Nitin Verma


About me

I am a Postdoctoral Research Scholar in the AI & Society program jointly organized by the School for the Future of Innovation in Society (SFIS) at Arizona State University (ASU) and the New York Academy of Sciences (NYAS).

My doctoral dissertation (at the School of Information at The University of Texas at Austin) conceptualized public trust in video, and assessed the impact of deepfake technology on public trust in video and in visual journalism.


Research Interests

My broader research program is aimed at understanding how the perceived veracity of everyday facts—whether about science, politics, or conflicts, to name just a few categories—is affected by and contested through information technologies. My research program is ultimately centered on exploring belief-formation and the biological, psychological, social, and technological factors that underpin that process.

You can, perhaps, get a better idea of my research interests, by looking at my published research, by visiting my Google Scholar page, and/or by visiting my ASU profile.
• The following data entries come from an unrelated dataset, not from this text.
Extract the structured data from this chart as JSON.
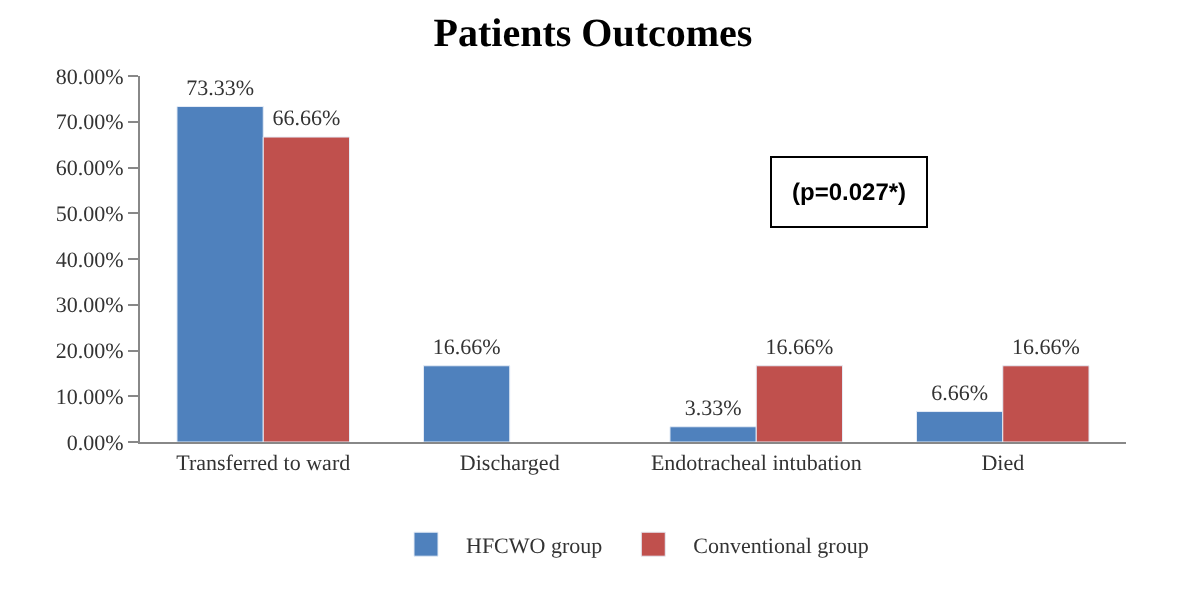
{
  "chart_data": {
    "type": "bar",
    "title": "Patients Outcomes",
    "categories": [
      "Transferred to ward",
      "Discharged",
      "Endotracheal intubation",
      "Died"
    ],
    "series": [
      {
        "name": "HFCWO group",
        "color": "#4f81bd",
        "values": [
          73.33,
          16.66,
          3.33,
          6.66
        ],
        "value_labels": [
          "73.33%",
          "16.66%",
          "3.33%",
          "6.66%"
        ]
      },
      {
        "name": "Conventional group",
        "color": "#c0504d",
        "values": [
          66.66,
          null,
          16.66,
          16.66
        ],
        "value_labels": [
          "66.66%",
          null,
          "16.66%",
          "16.66%"
        ]
      }
    ],
    "ylim": [
      0,
      80
    ],
    "yticks": [
      {
        "value": 0,
        "label": "0.00%"
      },
      {
        "value": 10,
        "label": "10.00%"
      },
      {
        "value": 20,
        "label": "20.00%"
      },
      {
        "value": 30,
        "label": "30.00%"
      },
      {
        "value": 40,
        "label": "40.00%"
      },
      {
        "value": 50,
        "label": "50.00%"
      },
      {
        "value": 60,
        "label": "60.00%"
      },
      {
        "value": 70,
        "label": "70.00%"
      },
      {
        "value": 80,
        "label": "80.00%"
      }
    ],
    "annotations": [
      "(p=0.027*)"
    ],
    "legend": "bottom"
  }
}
Trust in Information, Information Sources, and the Media

The notion of trust forms the thread that runs through my published and ongoing research. Since choosing to study deepfake technology for my doctoral dissertation work, I have deeply invested my intellectual efforts in understanding the notion of trust right from its etymological roots, to the range of sociological concepts the word trust encodes in everyday language. I have channeled this motivation to better estimate if generative AI would upend public trust in photographic images and in recorded (in the archival sense) information broadly. In studying trust, I draw quite a bit from Niklas Luhmann’s work.

Concerns Regarding Generative AI

Diminishing Evidentiary Value of Photographs and Film/Video

Since the very arrival of deepfake technology on the scene, researchers and members of the general public alike, have raised concerns about the detrimental impact of this technology on the evidentiary value of photographically generated images (i.e., videos, and well, photographs). That is, with increasing inundation of the infosphere with artificially generated images, it would be harder to trust authentically created images (especially those created using photographic processes that capture an actual visual scene in front of a camera). The ability of the camera to bear witness to human events lies under threat—one that has been called an epistemic threat.

Disinformation

In addition to the potential detriment to the evidentiary value of photos and videos, deepfake technology puts extremely capable technologies in the hands of those who wish to create and spread disinformation. And disinformation that is accompanied by photographic-looking visual images, can pose a severe threat to public trust in the news media.

Reliability of the Historical Record

I am deeply concerned by those applications of generative AI that result in hard-to-trace manipulation of documents. In particular, I am concerned about both the idea and the discipline of history, in which scholarship direly depends on access to trustworthy archival records and secondary sources (reports and artifacts produced by researchers who accessed and analyzed primary sources) whose provenance and authorship can be established accurately. I believe that the 2010s, when generative AI technology truly came of age, mark a period in human history that divides humanity’s timeline into two epochs: Before AI (BAI) and After AI (AAI). Though meant to be somewhat tongue-in-cheek descriptors of time periods, these labels have a significant bearing on how contemporary documents will be appraised in the future. This is especially important to anticipate how distinctly the trustworthiness of the photographic record from BAI and AAI epochs will be perceived in the future. In any case, authenticity of records ostensibly from the BAI epoch could be called into question, because of the threat of historical negationism.

Generative AI and Scientific Knowledge Production

Generative AI tools, especially LLMs and other types of transformer models, will increasingly play a role in helping scholars conduct their day-to-day tasks of analyzing data and writing manuscripts. I’m currently working on a project exploring the impact of generative AI on the peer-review process in scieintific publishing. This project is an interdisciplinary effort led by Dr. Asheley Landrum in the Cronkite School of Journalism at ASU.